I’m not so sure he will.

OK, I realise this is just a movie and we don’t want to draw too much out of it. But what kind of advice is this? Do people give this type of advice to their kids? What if he still seems so sad? I can understand why she says this to the child, but they are still very empty words, because they are rooted in no guarantee, only blind hope, that he will get better.

This reminded me of a comment I heard on the news the other day, by a world leader, responding to a disaster (unfortunately this detail has escaped me!). He said:

“My thoughts and deepest sympathies are with the victims and their families”.

This is a nice sentiment, but it is lacking in power. The difference between:

“My thoughts and deepest sympathies are with you”, and

“My thoughts, deepest sympathies and prayers are with you”

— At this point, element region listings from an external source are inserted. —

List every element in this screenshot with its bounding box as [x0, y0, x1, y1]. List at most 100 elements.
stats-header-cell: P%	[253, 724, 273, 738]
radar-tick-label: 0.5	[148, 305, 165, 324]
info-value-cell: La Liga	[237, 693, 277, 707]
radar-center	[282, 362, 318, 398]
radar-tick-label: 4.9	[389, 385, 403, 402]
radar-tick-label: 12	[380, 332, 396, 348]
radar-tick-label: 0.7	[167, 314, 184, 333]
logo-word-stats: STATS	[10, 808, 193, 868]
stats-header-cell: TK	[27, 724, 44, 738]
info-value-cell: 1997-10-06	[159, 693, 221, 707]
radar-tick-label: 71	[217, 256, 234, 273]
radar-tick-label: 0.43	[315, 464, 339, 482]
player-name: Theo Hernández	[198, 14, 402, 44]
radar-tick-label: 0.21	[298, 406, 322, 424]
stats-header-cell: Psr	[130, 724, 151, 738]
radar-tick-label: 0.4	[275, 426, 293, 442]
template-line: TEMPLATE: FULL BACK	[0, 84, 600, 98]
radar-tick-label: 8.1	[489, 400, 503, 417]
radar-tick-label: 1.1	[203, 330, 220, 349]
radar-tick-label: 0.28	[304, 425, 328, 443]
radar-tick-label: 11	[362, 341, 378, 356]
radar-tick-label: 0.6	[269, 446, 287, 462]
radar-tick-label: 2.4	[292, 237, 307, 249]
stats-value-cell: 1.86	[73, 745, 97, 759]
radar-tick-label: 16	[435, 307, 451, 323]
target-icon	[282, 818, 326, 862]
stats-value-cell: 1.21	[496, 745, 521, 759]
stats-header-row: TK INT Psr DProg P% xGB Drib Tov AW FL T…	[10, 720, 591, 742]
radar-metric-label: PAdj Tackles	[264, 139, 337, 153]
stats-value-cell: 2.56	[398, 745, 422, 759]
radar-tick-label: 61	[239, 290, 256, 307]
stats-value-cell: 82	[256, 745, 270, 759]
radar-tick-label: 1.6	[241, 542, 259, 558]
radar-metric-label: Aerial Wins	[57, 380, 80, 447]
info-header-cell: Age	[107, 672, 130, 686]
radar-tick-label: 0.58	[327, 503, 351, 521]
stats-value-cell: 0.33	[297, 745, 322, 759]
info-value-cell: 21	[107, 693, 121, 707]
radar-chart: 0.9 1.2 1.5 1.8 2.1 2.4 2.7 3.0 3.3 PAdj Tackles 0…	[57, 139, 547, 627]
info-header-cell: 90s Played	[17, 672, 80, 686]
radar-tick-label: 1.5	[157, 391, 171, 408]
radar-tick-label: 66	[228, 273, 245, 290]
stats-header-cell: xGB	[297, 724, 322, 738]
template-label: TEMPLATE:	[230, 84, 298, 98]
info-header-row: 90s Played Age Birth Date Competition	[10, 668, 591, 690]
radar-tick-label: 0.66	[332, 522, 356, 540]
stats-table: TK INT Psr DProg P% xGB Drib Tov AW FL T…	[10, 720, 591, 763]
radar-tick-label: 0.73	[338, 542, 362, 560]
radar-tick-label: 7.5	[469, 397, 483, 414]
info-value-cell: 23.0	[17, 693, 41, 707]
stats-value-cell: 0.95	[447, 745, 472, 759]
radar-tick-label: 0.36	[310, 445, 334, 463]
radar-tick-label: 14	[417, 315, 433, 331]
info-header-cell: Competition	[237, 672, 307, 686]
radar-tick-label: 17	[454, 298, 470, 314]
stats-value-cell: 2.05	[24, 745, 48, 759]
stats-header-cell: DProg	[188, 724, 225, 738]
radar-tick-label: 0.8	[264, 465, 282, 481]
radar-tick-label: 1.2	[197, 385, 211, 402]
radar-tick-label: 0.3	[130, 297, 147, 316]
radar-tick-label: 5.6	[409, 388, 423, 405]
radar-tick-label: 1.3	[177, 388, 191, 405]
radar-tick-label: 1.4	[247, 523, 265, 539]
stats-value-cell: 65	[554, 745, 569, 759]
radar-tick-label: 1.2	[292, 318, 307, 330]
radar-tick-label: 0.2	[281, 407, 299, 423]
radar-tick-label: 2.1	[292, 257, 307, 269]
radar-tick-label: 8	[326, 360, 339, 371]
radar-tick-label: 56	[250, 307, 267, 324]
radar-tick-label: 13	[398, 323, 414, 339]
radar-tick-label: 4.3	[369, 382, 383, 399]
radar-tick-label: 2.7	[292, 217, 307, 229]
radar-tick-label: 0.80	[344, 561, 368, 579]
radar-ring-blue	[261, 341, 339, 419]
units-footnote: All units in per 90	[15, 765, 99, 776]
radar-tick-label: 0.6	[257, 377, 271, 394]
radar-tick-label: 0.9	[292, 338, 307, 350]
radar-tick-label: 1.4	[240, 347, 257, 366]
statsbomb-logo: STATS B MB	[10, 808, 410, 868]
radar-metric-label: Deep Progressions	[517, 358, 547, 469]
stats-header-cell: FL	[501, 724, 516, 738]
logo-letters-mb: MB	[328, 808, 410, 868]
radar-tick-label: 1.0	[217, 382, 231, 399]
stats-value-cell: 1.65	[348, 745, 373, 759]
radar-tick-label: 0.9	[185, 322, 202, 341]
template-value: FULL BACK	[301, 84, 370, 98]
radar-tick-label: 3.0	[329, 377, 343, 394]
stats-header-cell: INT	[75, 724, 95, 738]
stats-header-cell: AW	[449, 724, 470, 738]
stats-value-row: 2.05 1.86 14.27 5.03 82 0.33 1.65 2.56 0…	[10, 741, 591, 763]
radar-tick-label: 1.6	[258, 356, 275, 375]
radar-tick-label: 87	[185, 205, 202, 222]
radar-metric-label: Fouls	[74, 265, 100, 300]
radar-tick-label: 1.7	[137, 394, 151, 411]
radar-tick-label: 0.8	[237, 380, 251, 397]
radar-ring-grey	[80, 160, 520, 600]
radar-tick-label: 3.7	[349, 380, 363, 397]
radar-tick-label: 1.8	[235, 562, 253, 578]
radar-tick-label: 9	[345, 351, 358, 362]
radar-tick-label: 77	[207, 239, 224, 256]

is significant. When God is listening, desires our good and has the power to act, this provides great comfort. I realise not all can say the latter, but for those who can, there is great hope in difficult times. These words become filled not only with sentiment, but with power.


This post is tagged

2 Comments

  1. Bob

    To a non-Christian; you’ve got to understand that the difference between: “My thoughts and deepest sympathies are with you”; and “My thoughts, deepest sympathies and prayers are with you” is that, in the second case, they’re tacking on “and I’ll think about you briefly later”. It’s a little more then that – because the person praying believes God will help; so it becomes “My thoughts and deepest sympathies are with you; and I’m going to think about you a little later and maybe that will magically fix everything!” – imagine saying that to someone who just lost a leg, or a family member.

    It gets worse — “we’re praying for you” is often heard as a threat to the non-religious — as an example, I once ended up in a bit of a fight with a pastor over a website that called him mean names; he had hundreds of people email me, pretty much all of which ended with “we’re praying for you”.

    And it goes on – people who have family members constantly trying to get them to go to church, who are under some pressure to sign up and give their life to God; and in a predominantly Christian society, there are quite a few — to these people “I’ll pray for you” is often exactly the wrong thing to say, at exactly the wrong time, because it sounds like “Oh, just so you know, I think you’re going to hell” at a time when they’re at their most vulnerable.

    Now I’m not seriously saying you shouldn’t pray for people, if that’s what you want to do, but give a thought to the person you’re talking to. By all means, pray, but understand that offering your prayers doesn’t always some across as genuine concern, as a genuine offer for help, but sometimes as empty words, a way of actively doing nothing, and sometimes worse; twisting the knife, just a little, just enough that your genuine sentiment loses any ability to comfort people in need.

  2. Steve Kryger

    Hi Bob, thanks for the reply and for this perspective. I can see what you’re saying – “we’re praying for you” can sometimes be used as a weapon (if I can put it like that). Perhaps there’s a difference between those who say “we’re praying for you” – and mean it, and those who say it as a way of ending the conversation, or who are in a backhanded way basically saying “I don’t agree with you”. You’ve made me think more about how I tell people I’ll pray for them – thanks.